LONDON, Jan 28 (Reuters) - Britain will need to raise taxes or cut spending by an additional 20 billion pounds by 2015 to put the public finances back on track, the Institute of Fiscal Studies said on Wednesday.
The think tank said that even with these measures, public sector debt may take more than 20 years to return to levels seen before the credit crisis.
Without any such fiscal tightening, the IFS calculated that public sector net debt could rise to more than 60 percent of GDP, from where it would decline only gradually over subsequent decades.
The think tank noted there was a danger that even more radical fiscal tightening may be required if investors' appetite for gilts diminishes.
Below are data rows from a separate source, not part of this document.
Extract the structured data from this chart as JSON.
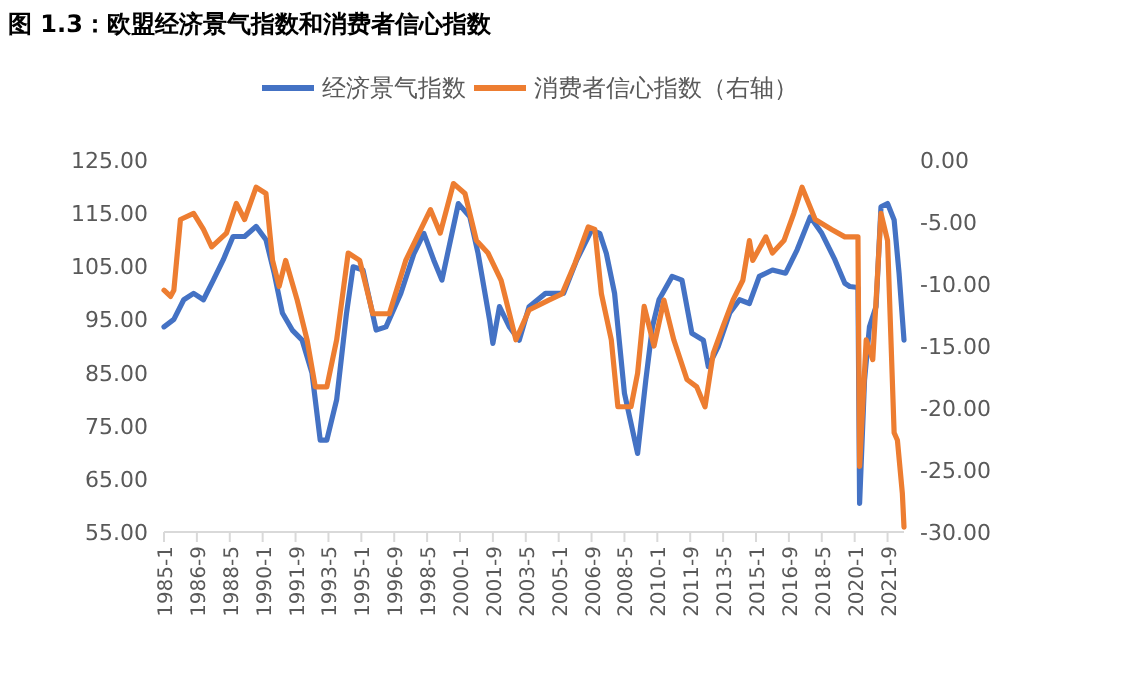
{
  "chart_data": {
    "type": "line",
    "title": "图 1.3：欧盟经济景气指数和消费者信心指数",
    "legend": "top",
    "y2label": null,
    "xlim": [
      "1985-01",
      "2022-07"
    ],
    "xticks": [
      {
        "value": "1985-01",
        "label": "1985-1"
      },
      {
        "value": "1986-09",
        "label": "1986-9"
      },
      {
        "value": "1988-05",
        "label": "1988-5"
      },
      {
        "value": "1990-01",
        "label": "1990-1"
      },
      {
        "value": "1991-09",
        "label": "1991-9"
      },
      {
        "value": "1993-05",
        "label": "1993-5"
      },
      {
        "value": "1995-01",
        "label": "1995-1"
      },
      {
        "value": "1996-09",
        "label": "1996-9"
      },
      {
        "value": "1998-05",
        "label": "1998-5"
      },
      {
        "value": "2000-01",
        "label": "2000-1"
      },
      {
        "value": "2001-09",
        "label": "2001-9"
      },
      {
        "value": "2003-05",
        "label": "2003-5"
      },
      {
        "value": "2005-01",
        "label": "2005-1"
      },
      {
        "value": "2006-09",
        "label": "2006-9"
      },
      {
        "value": "2008-05",
        "label": "2008-5"
      },
      {
        "value": "2010-01",
        "label": "2010-1"
      },
      {
        "value": "2011-09",
        "label": "2011-9"
      },
      {
        "value": "2013-05",
        "label": "2013-5"
      },
      {
        "value": "2015-01",
        "label": "2015-1"
      },
      {
        "value": "2016-09",
        "label": "2016-9"
      },
      {
        "value": "2018-05",
        "label": "2018-5"
      },
      {
        "value": "2020-01",
        "label": "2020-1"
      },
      {
        "value": "2021-09",
        "label": "2021-9"
      }
    ],
    "ylim": [
      55,
      125
    ],
    "yticks": [
      {
        "value": 55,
        "label": "55.00"
      },
      {
        "value": 65,
        "label": "65.00"
      },
      {
        "value": 75,
        "label": "75.00"
      },
      {
        "value": 85,
        "label": "85.00"
      },
      {
        "value": 95,
        "label": "95.00"
      },
      {
        "value": 105,
        "label": "105.00"
      },
      {
        "value": 115,
        "label": "115.00"
      },
      {
        "value": 125,
        "label": "125.00"
      }
    ],
    "y2lim": [
      -30,
      0
    ],
    "y2ticks": [
      {
        "value": -30,
        "label": "-30.00"
      },
      {
        "value": -25,
        "label": "-25.00"
      },
      {
        "value": -20,
        "label": "-20.00"
      },
      {
        "value": -15,
        "label": "-15.00"
      },
      {
        "value": -10,
        "label": "-10.00"
      },
      {
        "value": -5,
        "label": "-5.00"
      },
      {
        "value": 0,
        "label": "0.00"
      }
    ],
    "series": [
      {
        "name": "经济景气指数",
        "color": "#4472c4",
        "x": [
          "1985-01",
          "1985-07",
          "1986-01",
          "1986-07",
          "1987-01",
          "1987-07",
          "1988-01",
          "1988-07",
          "1989-02",
          "1989-09",
          "1990-03",
          "1990-08",
          "1991-01",
          "1991-07",
          "1992-01",
          "1992-07",
          "1992-12",
          "1993-04",
          "1993-10",
          "1994-04",
          "1994-08",
          "1995-02",
          "1995-10",
          "1996-04",
          "1997-01",
          "1997-09",
          "1998-03",
          "1998-09",
          "1999-02",
          "1999-12",
          "2000-07",
          "2000-12",
          "2001-07",
          "2001-09",
          "2002-01",
          "2002-07",
          "2003-01",
          "2003-07",
          "2004-05",
          "2005-04",
          "2005-12",
          "2006-09",
          "2007-02",
          "2007-06",
          "2007-11",
          "2008-05",
          "2009-01",
          "2009-06",
          "2009-10",
          "2010-02",
          "2010-10",
          "2011-04",
          "2011-10",
          "2012-05",
          "2012-08",
          "2013-02",
          "2013-09",
          "2014-03",
          "2014-09",
          "2015-03",
          "2015-11",
          "2016-07",
          "2017-02",
          "2017-10",
          "2018-05",
          "2019-01",
          "2019-07",
          "2019-10",
          "2020-03",
          "2020-04",
          "2020-07",
          "2020-10",
          "2021-02",
          "2021-05",
          "2021-09",
          "2022-01",
          "2022-04",
          "2022-07"
        ],
        "values": [
          93.6,
          95,
          98.7,
          99.9,
          98.7,
          102.4,
          106.2,
          110.6,
          110.6,
          112.5,
          110,
          103.7,
          96.2,
          93,
          91.1,
          84.9,
          72.3,
          72.3,
          79.9,
          96.2,
          104.9,
          104.3,
          93,
          93.6,
          99.9,
          107.4,
          111.2,
          106.2,
          102.4,
          116.8,
          114.3,
          107.4,
          94.9,
          90.5,
          97.4,
          93.6,
          91.1,
          97.4,
          99.9,
          99.9,
          106.2,
          111.8,
          111.2,
          107.4,
          99.9,
          81.1,
          69.8,
          83.6,
          93.6,
          98.7,
          103.1,
          102.4,
          92.4,
          91.1,
          86.1,
          89.9,
          96.2,
          98.7,
          98,
          103.1,
          104.3,
          103.7,
          108.1,
          114.3,
          111.2,
          106.2,
          101.8,
          101.2,
          101,
          60.4,
          83.6,
          93.6,
          97.4,
          116.2,
          116.8,
          113.7,
          103.7,
          91.1
        ]
      },
      {
        "name": "消费者信心指数（右轴）",
        "color": "#ed7d31",
        "axis": "y2",
        "x": [
          "1985-01",
          "1985-05",
          "1985-07",
          "1985-11",
          "1986-07",
          "1987-01",
          "1987-06",
          "1988-03",
          "1988-09",
          "1989-02",
          "1989-09",
          "1990-03",
          "1990-07",
          "1990-11",
          "1991-03",
          "1991-10",
          "1992-04",
          "1992-09",
          "1993-04",
          "1993-10",
          "1994-05",
          "1994-12",
          "1995-08",
          "1996-06",
          "1997-04",
          "1998-07",
          "1999-01",
          "1999-09",
          "2000-04",
          "2000-11",
          "2001-06",
          "2002-02",
          "2002-11",
          "2003-07",
          "2004-07",
          "2005-03",
          "2005-11",
          "2006-07",
          "2006-11",
          "2007-03",
          "2007-09",
          "2008-01",
          "2008-09",
          "2009-01",
          "2009-05",
          "2009-11",
          "2010-05",
          "2010-11",
          "2011-07",
          "2012-01",
          "2012-06",
          "2012-11",
          "2013-05",
          "2013-11",
          "2014-05",
          "2014-09",
          "2014-11",
          "2015-07",
          "2015-11",
          "2016-06",
          "2016-12",
          "2017-05",
          "2018-01",
          "2018-11",
          "2019-07",
          "2020-03",
          "2020-04",
          "2020-08",
          "2020-12",
          "2021-05",
          "2021-09",
          "2022-01",
          "2022-03",
          "2022-06",
          "2022-07"
        ],
        "values": [
          -10.5,
          -11,
          -10.5,
          -4.8,
          -4.3,
          -5.6,
          -7,
          -5.9,
          -3.5,
          -4.8,
          -2.2,
          -2.7,
          -8.1,
          -10.2,
          -8.1,
          -11.3,
          -14.5,
          -18.3,
          -18.3,
          -14.5,
          -7.5,
          -8.1,
          -12.4,
          -12.4,
          -8.1,
          -4,
          -5.9,
          -1.9,
          -2.7,
          -6.5,
          -7.5,
          -9.7,
          -14.5,
          -12.1,
          -11.3,
          -10.8,
          -8.3,
          -5.4,
          -5.6,
          -10.8,
          -14.5,
          -19.9,
          -19.9,
          -17.2,
          -11.8,
          -15,
          -11.3,
          -14.5,
          -17.7,
          -18.3,
          -19.9,
          -15.6,
          -13.4,
          -11.3,
          -9.7,
          -6.5,
          -8.1,
          -6.2,
          -7.5,
          -6.5,
          -4.3,
          -2.2,
          -4.8,
          -5.6,
          -6.2,
          -6.2,
          -24.7,
          -14.5,
          -16.1,
          -4.3,
          -6.5,
          -22,
          -22.6,
          -26.9,
          -29.6
        ]
      }
    ]
  }
}
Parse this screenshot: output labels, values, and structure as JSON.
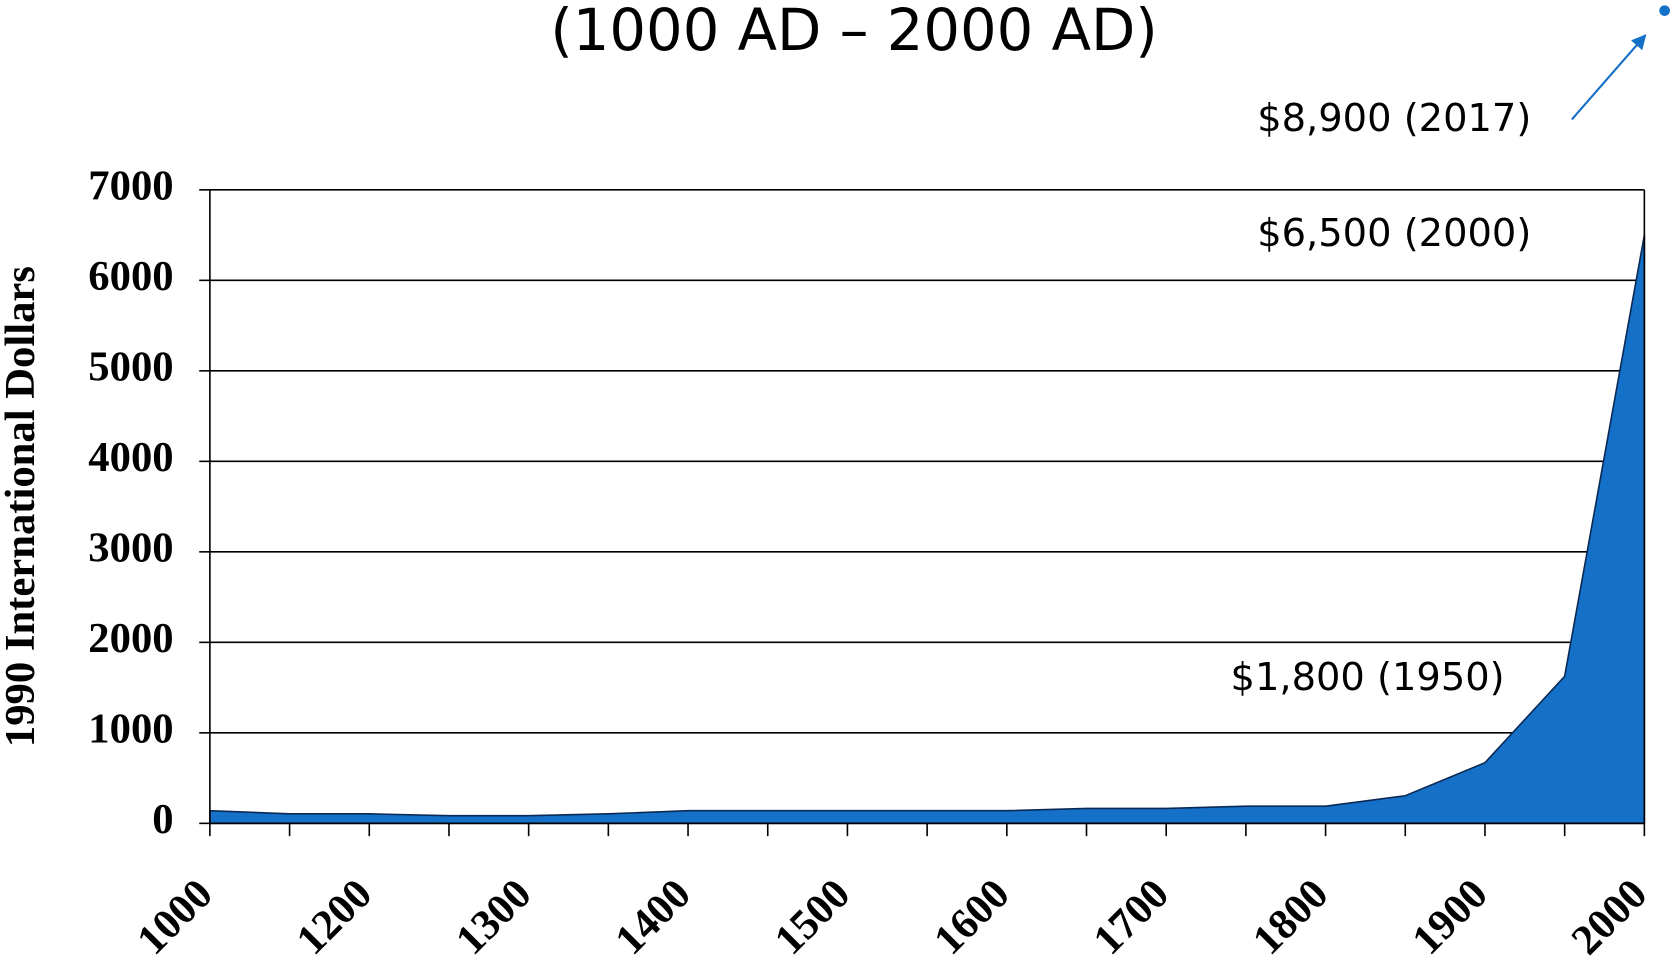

"There is clearly a danger investors will take fright at the state of the UK public finances, pushing up gilt yields," it said. "If borrowing costs were to return to the average levels of the 1990s, then further tax increases or spending cuts would probably be required to stop debt and debt interest costs rising unsustainably."
In November's pre-budget report, the government signalled spending cuts and tax increases starting in 2010/11 and raising 2.6 percent of national income by 2015/16.
The study calculates that if the public finances evolve as the government hopes, this tightening would have to remain in place until the early 2030s before debt returned to below 40 percent of national income -- the ceiling Prime Minister Gordon Brown set as one of his two fiscal rules when he was finance minister in 1997.
"There is no prospect of a government being able to readopt these rules any time soon," the study concludes.